Adding and Setting Up a New Node¶

All cluster nodes are k3s server nodes (etcd members). There are no agent-only nodes currently.

Prerequisites¶

Node is on the same L2 network as existing nodes
SSH access as root
Node IP is known and reachable from the existing nodes

Step 1 — Join the Cluster¶

Run on the new node, substituting the first node's IP and the token from /var/lib/rancher/k3s/server/token:

curl -sfL https://get.k3s.io | sh -s - server \
  --server https://<first-node-ip>:6443 \
  --token "<token>" \
  --flannel-backend=none \
  --disable-network-policy \
  --disable=servicelb \
  --disable-kube-proxy \
  --node-ip=<this-node-ip>

From any existing node, verify the new node appears:

kubectl get nodes -o wide

It will show NotReady briefly — Calico needs a moment to apply to the new node.

Step 2 — Verify Calico and WireGuard¶

Wait for the Calico node pod to be Running:

kubectl get pods -n calico-system -l app.kubernetes.io/name=calico-node -o wide

Then confirm the node has received a WireGuard key:

kubectl get nodes -o jsonpath='{range .items[*]}{.metadata.name}{"\t"}{.metadata.annotations.projectcalico\.org/WireguardPublicKey}{"\n"}{end}'

Every node in the list must show a key.
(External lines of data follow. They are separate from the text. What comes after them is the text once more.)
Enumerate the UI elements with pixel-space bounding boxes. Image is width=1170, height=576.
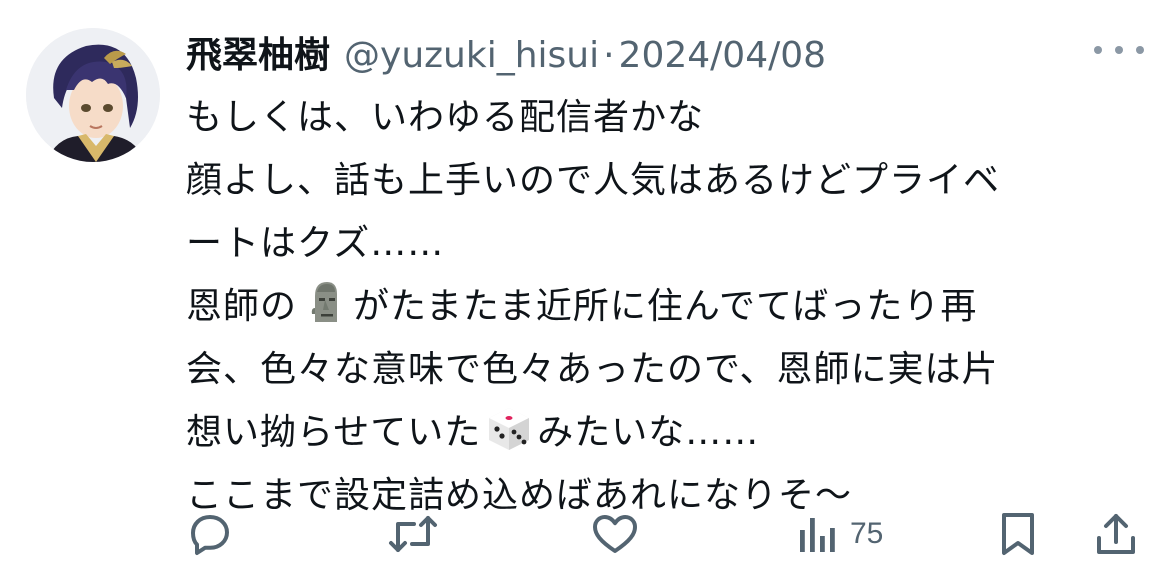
views-count: 75 [850,517,884,550]
like-button[interactable] [590,508,640,560]
retweet-button[interactable] [386,508,440,560]
views-icon [800,518,835,552]
reply-icon [191,515,229,555]
reply-button[interactable] [186,508,234,560]
tweet-line-part: 恩師の [186,286,298,327]
dice-emoji [485,404,533,452]
user-handle[interactable]: @yuzuki_hisui [344,35,599,76]
tweet-line: 顔よし、話も上手いので人気はあるけどプライベ [186,160,1001,201]
tweet-line: 恩師の がたまたま近所に住んでてばったり再 [186,275,1116,338]
tweet-line: 会、色々な意味で色々あったので、恩師に実は片 [186,349,999,390]
tweet-line-part: がたまたま近所に住んでてばったり再 [353,286,978,327]
tweet-line-part: みたいな…… [537,412,760,453]
tweet-line: 想い拗らせていた みたいな…… [186,401,1116,464]
separator-dot: · [603,35,615,76]
tweet-text: もしくは、いわゆる配信者かな 顔よし、話も上手いので人気はあるけどプライベ ート… [186,86,1116,527]
tweet-line-part: 想い拗らせていた [186,412,482,453]
share-button[interactable] [1094,508,1138,560]
tweet-date[interactable]: 2024/04/08 [619,35,827,76]
share-icon [1097,514,1135,554]
bookmark-icon [1002,513,1034,555]
tweet-line: もしくは、いわゆる配信者かな [186,97,705,138]
more-dot [1115,46,1123,54]
avatar[interactable] [26,28,160,162]
display-name[interactable]: 飛翠柚樹 [186,26,330,78]
moai-emoji [301,278,349,326]
more-dot [1136,46,1144,54]
action-bar: 75 [186,504,1146,564]
more-icon[interactable] [1094,40,1144,60]
retweet-icon [389,516,437,552]
views-button[interactable]: 75 [798,508,883,560]
more-dot [1094,46,1102,54]
tweet-line: ートはクズ…… [186,223,445,264]
like-icon [593,515,637,553]
tweet-card: 飛翠柚樹 @yuzuki_hisui · 2024/04/08 もしくは、いわゆ… [0,0,1170,576]
tweet-header: 飛翠柚樹 @yuzuki_hisui · 2024/04/08 [186,26,827,76]
bookmark-button[interactable] [998,508,1038,560]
A blank entry means WireGuard has not activated on that node yet — wait and recheck.

Step 3 — Add TLS SAN (optional but recommended)¶

The API server certificates are generated at bootstrap with --tls-san flags for each node IP. Adding a new node IP avoids TLS errors if the API is ever contacted via that node directly.

On every existing server node, add the new IP to /etc/rancher/k3s/config.yaml:

tls-san:
  - <node1-ip>
  - <node2-ip>
  - <node3-ip>
  - <node4-ip>
  - <new-node-ip>

Then restart k3s on each node one at a time (allow it to become Ready before moving to the next):

systemctl restart k3s
kubectl get nodes

Step 4 — Verify Node is Healthy¶

# Node is Ready
kubectl get node <new-node-name>

# No stuck pods scheduled to this node
kubectl get pods -A --field-selector spec.nodeName=<new-node-name> | grep -Ev 'Running|Completed'

# Calico BGP peer established
kubectl exec -n calico-system ds/calico-node -- calico-node -show-status

Maintenance: Draining and Uncordoning¶

Before rebooting or performing maintenance on a node:

# Evict all pods, mark unschedulable
kubectl drain <node-name> --ignore-daemonsets --delete-emptydir-data

# After maintenance is done, re-enable scheduling
kubectl uncordon <node-name>

Warning

DaemonSet pods (Calico, Traefik) are not evicted by drain — they will restart on their own after the node comes back. Pass --ignore-daemonsets to avoid the drain failing.

Removing a Node¶

# On the node being removed
k3s-uninstall.sh

# From any other node
kubectl delete node <node-name>

etcd will automatically handle the member removal. With 4 nodes the cluster can tolerate losing 1 node and remain available; losing 2 makes the cluster read-only.